By Nicole Kar, Financial Times
As the urgency of addressing climate change rises, many industries face a daunting task of overhauling established business models to shift to a lower-carbon footing.
While some companies will be able to make adequate progress on their own, there is growing recognition that collaboration within industries could be the most effective way to bring about the long-lasting change needed to attempt to slow the pace of global warming. But strict enforcement of competition rules can stand in the way of such endeavours getting off the ground. Competition laws are designed to prevent companies from conspiring to raise prices, reduce quality, or otherwise harm customers. Despite those laudable aims, in practice they can make it much riskier for companies to collaborate to produce environmental benefits.

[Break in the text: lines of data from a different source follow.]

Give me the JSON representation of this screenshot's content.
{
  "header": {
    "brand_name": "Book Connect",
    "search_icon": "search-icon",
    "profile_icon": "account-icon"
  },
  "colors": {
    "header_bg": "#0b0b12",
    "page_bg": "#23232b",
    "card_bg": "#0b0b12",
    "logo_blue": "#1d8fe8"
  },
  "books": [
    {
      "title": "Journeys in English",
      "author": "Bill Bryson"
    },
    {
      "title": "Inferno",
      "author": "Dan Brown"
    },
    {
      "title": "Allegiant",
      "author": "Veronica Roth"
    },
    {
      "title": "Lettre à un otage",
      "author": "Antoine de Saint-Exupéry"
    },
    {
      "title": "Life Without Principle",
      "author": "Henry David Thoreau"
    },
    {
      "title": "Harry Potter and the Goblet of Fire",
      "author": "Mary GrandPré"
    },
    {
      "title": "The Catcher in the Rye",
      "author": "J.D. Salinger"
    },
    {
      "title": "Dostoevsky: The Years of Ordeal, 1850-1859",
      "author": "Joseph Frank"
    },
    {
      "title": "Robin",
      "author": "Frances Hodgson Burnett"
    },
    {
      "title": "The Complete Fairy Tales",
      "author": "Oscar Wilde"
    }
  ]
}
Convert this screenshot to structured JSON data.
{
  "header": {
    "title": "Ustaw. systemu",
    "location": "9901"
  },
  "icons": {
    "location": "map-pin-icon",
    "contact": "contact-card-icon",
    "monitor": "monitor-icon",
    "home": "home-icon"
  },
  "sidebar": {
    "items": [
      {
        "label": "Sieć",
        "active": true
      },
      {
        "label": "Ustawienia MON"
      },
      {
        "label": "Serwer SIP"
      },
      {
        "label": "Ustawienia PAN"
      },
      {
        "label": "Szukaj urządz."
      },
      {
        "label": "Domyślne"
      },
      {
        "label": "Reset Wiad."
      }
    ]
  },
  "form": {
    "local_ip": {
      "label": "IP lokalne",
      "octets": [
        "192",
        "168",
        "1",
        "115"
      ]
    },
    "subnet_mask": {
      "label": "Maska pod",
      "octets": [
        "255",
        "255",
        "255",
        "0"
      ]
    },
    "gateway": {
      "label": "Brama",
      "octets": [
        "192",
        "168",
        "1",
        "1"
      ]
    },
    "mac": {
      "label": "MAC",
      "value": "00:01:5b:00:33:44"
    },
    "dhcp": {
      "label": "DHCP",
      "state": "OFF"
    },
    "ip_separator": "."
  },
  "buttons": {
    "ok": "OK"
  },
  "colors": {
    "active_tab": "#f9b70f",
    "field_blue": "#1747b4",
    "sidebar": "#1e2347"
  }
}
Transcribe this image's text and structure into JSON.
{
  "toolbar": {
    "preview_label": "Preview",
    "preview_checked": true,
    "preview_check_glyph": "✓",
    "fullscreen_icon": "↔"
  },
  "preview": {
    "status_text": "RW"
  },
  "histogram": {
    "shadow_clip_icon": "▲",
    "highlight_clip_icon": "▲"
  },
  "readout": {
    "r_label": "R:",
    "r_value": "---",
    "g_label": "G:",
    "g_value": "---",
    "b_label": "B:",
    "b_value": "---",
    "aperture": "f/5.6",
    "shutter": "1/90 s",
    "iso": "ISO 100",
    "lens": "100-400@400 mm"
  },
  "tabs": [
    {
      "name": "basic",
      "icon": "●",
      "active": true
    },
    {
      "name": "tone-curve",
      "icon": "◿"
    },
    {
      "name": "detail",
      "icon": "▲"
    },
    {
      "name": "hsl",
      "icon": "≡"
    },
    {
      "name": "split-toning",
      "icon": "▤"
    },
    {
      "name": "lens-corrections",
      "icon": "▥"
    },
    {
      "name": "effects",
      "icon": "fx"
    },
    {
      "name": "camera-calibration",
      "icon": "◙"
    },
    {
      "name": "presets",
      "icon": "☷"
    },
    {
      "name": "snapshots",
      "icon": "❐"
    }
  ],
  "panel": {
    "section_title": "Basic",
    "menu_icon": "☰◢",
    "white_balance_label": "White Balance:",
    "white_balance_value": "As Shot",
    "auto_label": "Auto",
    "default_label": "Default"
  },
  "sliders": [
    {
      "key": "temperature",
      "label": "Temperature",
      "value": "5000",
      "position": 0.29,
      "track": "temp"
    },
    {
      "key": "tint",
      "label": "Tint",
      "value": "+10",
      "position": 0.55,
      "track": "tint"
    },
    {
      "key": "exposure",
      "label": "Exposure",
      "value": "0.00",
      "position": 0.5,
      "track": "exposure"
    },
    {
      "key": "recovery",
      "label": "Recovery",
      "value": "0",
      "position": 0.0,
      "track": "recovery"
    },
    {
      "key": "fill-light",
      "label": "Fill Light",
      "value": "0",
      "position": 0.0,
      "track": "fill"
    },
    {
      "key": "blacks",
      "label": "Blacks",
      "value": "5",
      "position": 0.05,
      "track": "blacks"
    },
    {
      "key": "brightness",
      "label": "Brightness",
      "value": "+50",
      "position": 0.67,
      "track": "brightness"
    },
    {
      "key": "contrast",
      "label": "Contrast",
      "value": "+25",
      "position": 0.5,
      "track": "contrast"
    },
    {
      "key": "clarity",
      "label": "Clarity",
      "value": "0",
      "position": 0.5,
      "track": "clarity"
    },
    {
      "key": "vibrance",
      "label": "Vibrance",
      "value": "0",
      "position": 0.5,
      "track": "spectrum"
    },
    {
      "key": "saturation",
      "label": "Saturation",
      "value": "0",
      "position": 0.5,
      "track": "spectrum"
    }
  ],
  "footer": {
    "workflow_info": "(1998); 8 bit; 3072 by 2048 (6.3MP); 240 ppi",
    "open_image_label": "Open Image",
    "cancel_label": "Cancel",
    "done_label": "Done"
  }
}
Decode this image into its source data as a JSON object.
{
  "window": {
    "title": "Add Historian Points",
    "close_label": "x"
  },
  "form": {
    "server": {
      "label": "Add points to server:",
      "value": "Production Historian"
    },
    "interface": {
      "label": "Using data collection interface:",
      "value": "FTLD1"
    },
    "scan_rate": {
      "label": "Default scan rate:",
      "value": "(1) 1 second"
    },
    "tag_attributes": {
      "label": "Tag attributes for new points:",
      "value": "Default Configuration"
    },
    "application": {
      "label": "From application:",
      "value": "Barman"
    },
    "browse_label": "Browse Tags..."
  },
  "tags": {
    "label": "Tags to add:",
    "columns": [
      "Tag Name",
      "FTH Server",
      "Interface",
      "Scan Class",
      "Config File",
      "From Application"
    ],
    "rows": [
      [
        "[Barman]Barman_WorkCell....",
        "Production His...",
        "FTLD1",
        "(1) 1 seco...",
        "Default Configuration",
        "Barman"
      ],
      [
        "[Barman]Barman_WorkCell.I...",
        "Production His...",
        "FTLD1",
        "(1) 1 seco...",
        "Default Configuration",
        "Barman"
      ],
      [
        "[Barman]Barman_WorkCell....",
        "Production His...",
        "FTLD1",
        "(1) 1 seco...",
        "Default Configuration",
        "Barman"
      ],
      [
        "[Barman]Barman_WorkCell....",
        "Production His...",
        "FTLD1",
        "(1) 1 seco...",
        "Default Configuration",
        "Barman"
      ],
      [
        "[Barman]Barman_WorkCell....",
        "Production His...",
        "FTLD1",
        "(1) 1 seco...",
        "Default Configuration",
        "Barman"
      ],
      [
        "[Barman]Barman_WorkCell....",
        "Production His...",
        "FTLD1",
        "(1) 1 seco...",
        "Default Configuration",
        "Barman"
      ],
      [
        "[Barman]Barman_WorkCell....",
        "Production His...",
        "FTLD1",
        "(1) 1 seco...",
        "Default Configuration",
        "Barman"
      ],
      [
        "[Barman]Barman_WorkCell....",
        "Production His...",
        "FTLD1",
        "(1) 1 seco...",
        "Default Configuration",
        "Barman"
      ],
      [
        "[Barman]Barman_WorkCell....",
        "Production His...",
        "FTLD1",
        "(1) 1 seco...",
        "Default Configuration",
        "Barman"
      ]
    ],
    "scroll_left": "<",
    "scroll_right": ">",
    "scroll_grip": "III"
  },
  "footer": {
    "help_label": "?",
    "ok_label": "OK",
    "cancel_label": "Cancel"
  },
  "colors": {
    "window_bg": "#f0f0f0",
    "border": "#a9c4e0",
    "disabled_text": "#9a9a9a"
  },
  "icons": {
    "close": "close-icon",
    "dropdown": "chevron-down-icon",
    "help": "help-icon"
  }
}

Competition cases can bring potential fines of up to 10 per cent of global turnover, so the costs of getting the balance wrong are high. Those that worry about working together can already point to several cautionary tales. Take for example one of the most high-profile efforts to preserve the Amazon.
The “Amazon soyabean moratorium” — a commitment by trading firms not to buy soyabeans from parts of the rainforest cleared after 2008 — is widely credited with having turned the tide on soy-related deforestation. Yet Brazilian farmers plan to complain to the local competition authority in an effort to overturn it.
And when carmakers agreed with the state of California to abide by a new set of vehicle emissions rules that are stricter than those proposed by the federal Environmental Protection Agency, the US Department of Justice launched an antitrust investigation. US president Donald Trump then revoked California’s authority to set its own vehicle emissions standards.